Three years ago, a young ex-G. I. comic named Jack Paar made quite a splash in radio as the summer replacement for Jack Benny. He possessed an appealing personality, a subtle and original vein of humor and self-confidence. These qualities won him a regular winter show of his own, “The Jack Paar Show,” sponsored, by Lucky Strike, and a three-year contract with RKO to make pictures. For a 27-year-old comedian, the future looked rosy. Then the bottom fell out.
“I was the beginning of the Benny capital gains arrangement,” said Paar, now a rather bitter young not nearly so confident as he once was. “Benny had 20 per cent of the show, my agent had 10, the advertising agency had 15. I was split up more ways than Poland. The Hooper didn't justify the cost, so I was dropped.”
Madder and Madder
Things were no better at RKO. Paar made one picture and then sat on his hands for three years, getting madder and madder. He couldn't find any work in radio until recently when he took over the emcee chores on “Take It or It” from Eddie Cantor. Not long ago, he was asked whether he planned to continue on that ancient quiz show the subtle mockery which had won him general critical praise and a great many awards on his earlier show.

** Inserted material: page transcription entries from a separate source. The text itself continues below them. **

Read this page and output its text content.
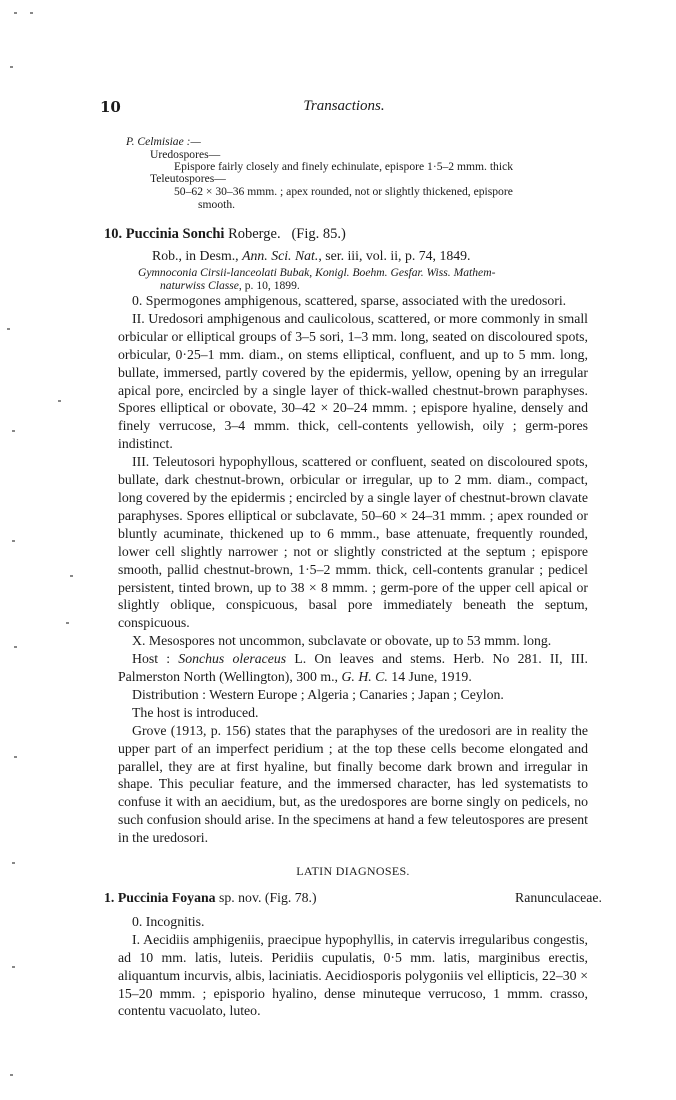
10	Transactions.
P. Celmisiae :—
Uredospores—
Epispore fairly closely and finely echinulate, epispore 1·5–2 mmm. thick
Teleutospores—
50–62 × 30–36 mmm. ; apex rounded, not or slightly thickened, epispore
smooth.
10. Puccinia Sonchi Roberge. (Fig. 85.)
Rob., in Desm., Ann. Sci. Nat., ser. iii, vol. ii, p. 74, 1849.
Gymnoconia Cirsii-lanceolati Bubak, Konigl. Boehm. Gesfar. Wiss. Mathem-
naturwiss Classe, p. 10, 1899.
0. Spermogones amphigenous, scattered, sparse, associated with the uredosori.
II. Uredosori amphigenous and caulicolous, scattered, or more commonly in small orbicular or elliptical groups of 3–5 sori, 1–3 mm. long, seated on discoloured spots, orbicular, 0·25–1 mm. diam., on stems elliptical, confluent, and up to 5 mm. long, bullate, immersed, partly covered by the epidermis, yellow, opening by an irregular apical pore, encircled by a single layer of thick-walled chestnut-brown paraphyses. Spores elliptical or obovate, 30–42 × 20–24 mmm. ; epispore hyaline, densely and finely verrucose, 3–4 mmm. thick, cell-contents yellowish, oily ; germ-pores indistinct.
III. Teleutosori hypophyllous, scattered or confluent, seated on discoloured spots, bullate, dark chestnut-brown, orbicular or irregular, up to 2 mm. diam., compact, long covered by the epidermis ; encircled by a single layer of chestnut-brown clavate paraphyses. Spores elliptical or subclavate, 50–60 × 24–31 mmm. ; apex rounded or bluntly acuminate, thickened up to 6 mmm., base attenuate, frequently rounded, lower cell slightly narrower ; not or slightly constricted at the septum ; epispore smooth, pallid chestnut-brown, 1·5–2 mmm. thick, cell-contents granular ; pedicel persistent, tinted brown, up to 38 × 8 mmm. ; germ-pore of the upper cell apical or slightly oblique, conspicuous, basal pore immediately beneath the septum, conspicuous.
X. Mesospores not uncommon, subclavate or obovate, up to 53 mmm. long.
Host : Sonchus oleraceus L. On leaves and stems. Herb. No 281. II, III. Palmerston North (Wellington), 300 m., G. H. C. 14 June, 1919.
Distribution : Western Europe ; Algeria ; Canaries ; Japan ; Ceylon.
The host is introduced.
Grove (1913, p. 156) states that the paraphyses of the uredosori are in reality the upper part of an imperfect peridium ; at the top these cells become elongated and parallel, they are at first hyaline, but finally become dark brown and irregular in shape. This peculiar feature, and the immersed character, has led systematists to confuse it with an aecidium, but, as the uredospores are borne singly on pedicels, no such confusion should arise. In the specimens at hand a few teleutospores are present in the uredosori.
LATIN DIAGNOSES.
1. Puccinia Foyana sp. nov. (Fig. 78.)	Ranunculaceae.
0. Incognitis.
I. Aecidiis amphigeniis, praecipue hypophyllis, in catervis irregularibus congestis, ad 10 mm. latis, luteis. Peridiis cupulatis, 0·5 mm. latis, marginibus erectis, aliquantum incurvis, albis, laciniatis. Aecidiosporis polygoniis vel ellipticis, 22–30 × 15–20 mmm. ; episporio hyalino, dense minuteque verrucoso, 1 mmm. crasso, contentu vacuolato, luteo.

The answer was negative and savage.
“I'm never going to do that kind of comedy again,” said Paar bitterly, “I want to work. The heck with the awards on my wall. I have a wife and a baby and a house in California. I had a lot of important people on my side. I had my chance and failed. I can't listen to John Crosby or ‘The New Yorker’ any more. You can't do it if there's nobody to listen to it. The pattern in radio is the same thing every week. I say, do a broad format like ‘Take It or Leave It.’ I know it has a mass appeal.”
He ruminated a moment, darkly, and then expressed a few forcible and unflattering opinions of reporters in general. He's convinced that a reporter will lambast him in print unless he agrees with the reporter politically and every other way. Writers, he declared, squat in their ivory towers while actors have to struggle for everything they get. And actors are more sensitive than other people. “I don't care,” he added. “You can't lose me my 13 weeks with Eversharp.” (Sponsor of “Take It or Leave It.”)
Frightened!
He dropped the subject of writers and brooded for awhile about the profession of emcee. “I don't know what I'll do. I keep dreaming of a woman saying, ‘I'm a time I housewife.’ And I just freeze. What do I say then? She's a housewife. It's frightening and I'm frightened. I hope people realize it won't be Jack Paar at his best.

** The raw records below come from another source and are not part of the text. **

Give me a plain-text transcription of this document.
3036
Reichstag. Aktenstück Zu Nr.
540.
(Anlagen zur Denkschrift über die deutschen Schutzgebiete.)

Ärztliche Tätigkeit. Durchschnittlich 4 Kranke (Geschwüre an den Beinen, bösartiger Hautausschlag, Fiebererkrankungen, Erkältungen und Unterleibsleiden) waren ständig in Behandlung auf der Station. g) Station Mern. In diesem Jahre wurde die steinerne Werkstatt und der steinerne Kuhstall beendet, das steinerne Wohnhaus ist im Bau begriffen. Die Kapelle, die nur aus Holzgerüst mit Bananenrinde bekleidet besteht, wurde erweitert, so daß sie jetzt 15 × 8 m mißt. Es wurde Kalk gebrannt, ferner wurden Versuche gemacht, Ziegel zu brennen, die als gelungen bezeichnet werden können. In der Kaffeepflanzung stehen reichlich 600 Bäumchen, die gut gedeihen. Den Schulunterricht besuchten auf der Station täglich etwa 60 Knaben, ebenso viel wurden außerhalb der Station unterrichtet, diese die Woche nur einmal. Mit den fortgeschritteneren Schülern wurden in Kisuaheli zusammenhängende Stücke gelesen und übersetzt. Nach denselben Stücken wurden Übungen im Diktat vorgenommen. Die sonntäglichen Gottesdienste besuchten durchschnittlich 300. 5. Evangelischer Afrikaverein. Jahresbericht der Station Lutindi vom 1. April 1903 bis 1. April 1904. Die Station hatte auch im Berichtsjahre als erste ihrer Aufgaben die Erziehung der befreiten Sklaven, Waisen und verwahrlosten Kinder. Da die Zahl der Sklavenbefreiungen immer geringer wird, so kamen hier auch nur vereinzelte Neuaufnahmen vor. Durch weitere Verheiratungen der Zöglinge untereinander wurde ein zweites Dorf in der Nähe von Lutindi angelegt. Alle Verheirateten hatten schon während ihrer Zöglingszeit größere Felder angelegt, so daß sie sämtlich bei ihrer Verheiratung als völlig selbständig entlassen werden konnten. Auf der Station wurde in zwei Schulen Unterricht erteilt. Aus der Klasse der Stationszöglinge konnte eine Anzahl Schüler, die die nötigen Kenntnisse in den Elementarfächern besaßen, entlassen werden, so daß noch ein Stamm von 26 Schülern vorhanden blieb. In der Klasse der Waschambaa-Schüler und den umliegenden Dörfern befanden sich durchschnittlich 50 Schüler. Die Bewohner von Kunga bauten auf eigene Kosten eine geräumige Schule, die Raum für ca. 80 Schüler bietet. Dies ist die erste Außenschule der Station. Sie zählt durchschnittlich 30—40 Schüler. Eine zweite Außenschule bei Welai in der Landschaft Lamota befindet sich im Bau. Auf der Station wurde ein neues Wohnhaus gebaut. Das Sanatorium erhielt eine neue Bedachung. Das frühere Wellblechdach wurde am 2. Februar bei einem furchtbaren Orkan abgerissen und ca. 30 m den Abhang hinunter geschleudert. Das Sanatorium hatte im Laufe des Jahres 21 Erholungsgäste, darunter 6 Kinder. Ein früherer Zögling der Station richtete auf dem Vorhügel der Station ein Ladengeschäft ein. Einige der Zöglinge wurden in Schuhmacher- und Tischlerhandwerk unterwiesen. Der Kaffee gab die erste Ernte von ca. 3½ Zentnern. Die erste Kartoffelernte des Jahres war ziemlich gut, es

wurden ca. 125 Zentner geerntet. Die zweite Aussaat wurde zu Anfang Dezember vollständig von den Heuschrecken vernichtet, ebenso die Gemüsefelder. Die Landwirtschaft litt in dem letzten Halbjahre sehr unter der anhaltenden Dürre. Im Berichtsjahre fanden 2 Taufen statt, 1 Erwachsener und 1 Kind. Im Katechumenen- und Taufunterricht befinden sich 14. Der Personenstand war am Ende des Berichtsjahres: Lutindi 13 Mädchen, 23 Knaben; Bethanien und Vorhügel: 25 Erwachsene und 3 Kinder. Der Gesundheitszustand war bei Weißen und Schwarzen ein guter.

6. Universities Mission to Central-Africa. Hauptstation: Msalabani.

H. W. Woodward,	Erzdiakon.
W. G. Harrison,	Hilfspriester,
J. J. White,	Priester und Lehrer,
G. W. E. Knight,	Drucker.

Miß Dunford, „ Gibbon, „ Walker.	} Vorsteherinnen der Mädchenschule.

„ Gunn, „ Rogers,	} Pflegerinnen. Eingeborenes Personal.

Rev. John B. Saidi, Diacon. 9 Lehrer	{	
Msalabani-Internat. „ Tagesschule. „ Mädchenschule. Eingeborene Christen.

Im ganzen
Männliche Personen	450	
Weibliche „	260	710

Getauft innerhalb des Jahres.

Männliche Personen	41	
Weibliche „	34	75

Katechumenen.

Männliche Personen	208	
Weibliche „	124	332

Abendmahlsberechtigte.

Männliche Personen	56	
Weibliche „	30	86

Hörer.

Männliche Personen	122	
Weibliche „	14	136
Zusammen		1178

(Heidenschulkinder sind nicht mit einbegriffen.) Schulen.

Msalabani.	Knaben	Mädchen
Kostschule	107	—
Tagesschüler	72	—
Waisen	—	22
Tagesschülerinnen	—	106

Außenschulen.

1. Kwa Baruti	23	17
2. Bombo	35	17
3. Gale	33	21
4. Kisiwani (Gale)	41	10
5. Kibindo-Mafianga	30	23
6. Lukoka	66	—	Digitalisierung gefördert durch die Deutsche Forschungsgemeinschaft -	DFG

Paar is not entirely happy over the recognition given Groucho Marx for his extemporaneous wit which, he claims, is turned out by three writers and is thoroughly written and rehearsed. “The best things Fred Allen or anyone has done are not extemporaneous. They're written—at 3 in the morning, usually.”

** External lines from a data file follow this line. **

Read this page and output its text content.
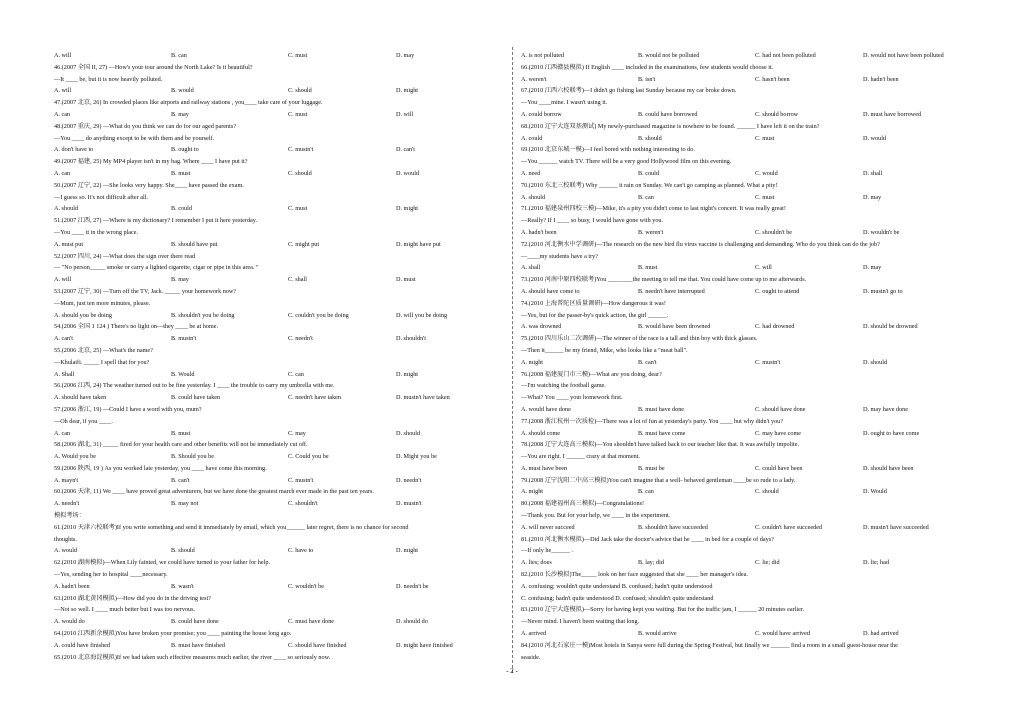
A. will	B. can	C. must	D. may
46.(2007 全国 II, 27) —How's your tour around the North Lake? Is it beautiful?
—It ____ be, but it is now heavily polluted.
A. will	B. would	C. should	D. might
47.(2007 北京, 26) In crowded places like airports and railway stations , you____ take care of your luggage.
A. can	B. may	C. must	D. will
48.(2007 重庆, 29) —What do you think we can do for our aged parents?
—You ____ do anything except to be with them and be yourself.
A. don't have to	B. ought to	C. mustn't	D. can't
49.(2007 福建, 25) My MP4 player isn't in my bag. Where ____ I have put it?
A. can	B. must	C. should	D. would
50.(2007 辽宁, 22) —She looks very happy. She____ have passed the exam.
—I guess so. It's not difficult after all.
A. should	B. could	C. must	D. might
51.(2007 江西, 27) —Where is my dictionary? I remember I put it here yesterday.
—You ____ it in the wrong place.
A. must put	B. should have put	C. might put	D. might have put
52.(2007 四川, 24) —What does the sign over there read
— "No person_____ smoke or carry a lighted cigarette, cigar or pipe in this area. "
A. will	B. may	C. shall	D. must
53.(2007 辽宁, 30) —Turn off the TV, Jack. _____ your homework now?
—Mum, just ten more minutes, please.
A. should you be doing	B. shouldn't you be doing	C. couldn't you be doing	D. will you be doing
54.(2006 全国 1 124 ) There's no light on—they ____ be at home.
A. can't	B. mustn't	C. needn't	D. shouldn't
55.(2006 北京, 25) —What's the name?
—Khulaifi. _____ I spell that for you?
A. Shall	B. Would	C. can	D. might
56.(2006 江西, 24) The weather turned out to be fine yesterday. I ____ the trouble to carry my umbrella with me.
A. should have taken	B. could have taken	C. needn't have taken	D. mustn't have taken
57.(2006 浙江, 19) —Could I have a word with you, mum?
—Oh dear, if you ____.
A. can	B. must	C. may	D. should
58.(2006 湖北, 31) _____ fired for your health care and other benefits will not be immediately cut off.
A. Would you be	B. Should you be	C. Could you be	D. Might you be
59.(2006 陕西, 19 ) As you worked late yesterday, you ____ have come this morning.
A. mayn't	B. can't	C. mustn't	D. needn't
60.(2006 天津, 11) We ____ have proved great adventurers, but we have done the greatest march ever made in the past ten years.
A. needn't	B. may not	C. shouldn't	D. mustn't
模拟考场：
61.(2010 天津六校联考)If you write something and send it immediately by email, which you______ later regret, there is no chance for second
thoughts.
A. would	B. should	C. have to	D. might
62.(2010 湖南模拟)—When Lily fainted, we could have turned to your father for help.
—Yes, sending her to hospital ____necessary.
A. hadn't been	B. wasn't	C. wouldn't be	D. needn't be
63.(2010 湖北黄冈模拟)—How did you do in the driving test?
—Not so well. I ____ much better but I was too nervous.
A. would do	B. could have done	C. must have done	D. should do
64.(2010 江西新余模拟)You have broken your promise; you ____ painting the house long ago.
A. could have finished	B. must have finished	C. should have finished	D. might have finished
65.(2010 北京海淀模拟)If we had taken such effective measures much earlier, the river ____ so seriously now.
A. is not polluted	B. would not be polluted	C. had not been polluted	D. would not have been polluted
66.(2010 江西赣县模拟) If English ____ included in the examinations, few students would choose it.
A. weren't	B. isn't	C. hasn't been	D. hadn't been
67.(2010 江西六校联考)—I didn't go fishing last Sunday because my car broke down.
—You ____mine. I wasn't using it.
A. could borrow	B. could have borrowed	C. should borrow	D. must have borrowed
68.(2010 辽宁大连双基测试) My newly-purchased magazine is nowhere to be found. ______ I have left it on the train?
A. could	B. should	C. must	D. would
69.(2010 北京东城一模)—I feel bored with nothing interesting to do.
—You ______ watch TV. There will be a very good Hollywood film on this evening.
A. need	B. could	C. would	D. shall
70.(2010 东北三校联考) Why ______ it rain on Sunday. We can't go camping as planned. What a pity!
A. should	B. can	C. must	D. may
71.(2010 福建泉州四校三模)—Mike, it's a pity you didn't come to last night's concert. It was really great!
—Really? If I ____ so busy, I would have gone with you.
A. hadn't been	B. weren't	C. shouldn't be	D. wouldn't be
72.(2010 河北衡水中学调研)—The research on the new bird flu virus vaccine is challenging and demanding. Who do you think can do the job?
—____my students have a try?
A. shall	B. must	C. will	D. may
73.(2010 河南中原四校联考)You ________the meeting to tell me that. You could have come up to me afterwards.
A. should have come to	B. needn't have interrupted	C. ought to attend	D. mustn't go to
74.(2010 上海普陀区质量调研)—How dangerous it was!
—Yes, but for the passer-by's quick action, the girl ______.
A. was drowned	B. would have been drowned	C. had drowned	D. should be drowned
75.(2010 四川乐山二次调研)—The winner of the race is a tall and thin boy with thick glasses.
—Then it______ be my friend, Mike, who looks like a "meat ball".
A. might	B. can't	C. mustn't	D. should
76.(2008 福建厦门市三模)—What are you doing, dear?
—I'm watching the football game.
—What? You ____ your homework first.
A. would have done	B. must have done	C. should have done	D. may have done
77.(2008 浙江杭州一次质检)—There was a lot of fun at yesterday's party. You ____ but why didn't you?
A. should come	B. must have come	C. may have come	D. ought to have come
78.(2008 辽宁大连高三模拟)—You shouldn't have talked back to our teacher like that. It was awfully impolite.
—You are right. I ______ crazy at that moment.
A. must have been	B. must be	C. could have been	D. should have been
79.(2008 辽宁沈阳二中高三模拟)You can't imagine that a well- behaved gentleman ____be so rude to a lady.
A. might	B. can	C. should	D. Would
80.(2008 福建福州高三模拟)—Congratulations!
—Thank you. But for your help, we ____ in the experiment.
A. will never succeed	B. shouldn't have succeeded	C. couldn't have succeeded	D. mustn't have succeeded
81.(2010 河北衡水模拟)—Did Jack take the doctor's advice that he ____ in bed for a couple of days?
—If only he______ .
A. lies; does	B. lay; did	C. lie; did	D. lie; had
82.(2010 长沙模拟)The_____ look on her face suggested that she ____ her manager's idea.
A. confusing; wouldn't quite understand B. confused; hadn't quite understood
C. confusing; hadn't quite understood D. confused; shouldn't quite understand
83.(2010 辽宁大连模拟)—Sorry for having kept you waiting. But for the traffic jam, I ______ 20 minutes earlier.
—Never mind. I haven't been waiting that long.
A. arrived	B. would arrive	C. would have arrived	D. had arrived
84.(2010 河北石家庄一模)Most hotels in Sanya were full during the Spring Festival, but finally we ______ find a room in a small guest-house near the
seaside.
- 2 -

In this mood and with these attitudes, which seem hardly propitious to re-launch a career in radio, Mr. Paar a couple of weeks ago stepped into Mr. Cantor's shoes on “Take It or Leave It” where he is strictly on trial. After 13 weeks, “Take It or Leave It” will take Mr. Paar or leave him. In spite of his fears, he has been a very good emcee indeed. Somewhere between the interview and his first appearance, he has learned what to say when a woman says: “I'm a housewife.” (You jolly them along, flirt a little and laugh a lot.) He has learned to bandy witticisms with Shriners who would have been strictly on the receiving end to the old Jack Paar.
Paar still has a very engaging personality with a bit of the exuberance of Bob Hope, a bit of the winsome, naive quality of Alan Young. Occasionally, you'll find flashes of the dreamy, satiric and strikingly-different comedy which first drew attention to him. Paar can't completely suppress himself no matter how hard he tries. There's no particular point in going into “Take It or Leave It.” You must have heard it. It is one of those quizzes which are neither very hard nor very easy. More ingenuity and hard work is required to dream, up the questions for this quiz than to think up the answers.
Eversharp, I think, made a wise choice in Paar. I hope they keep him on beyond the 13 weeks as long as he wants to stay. Whether Eversharp does or doesn't I find the whole affair a little sad.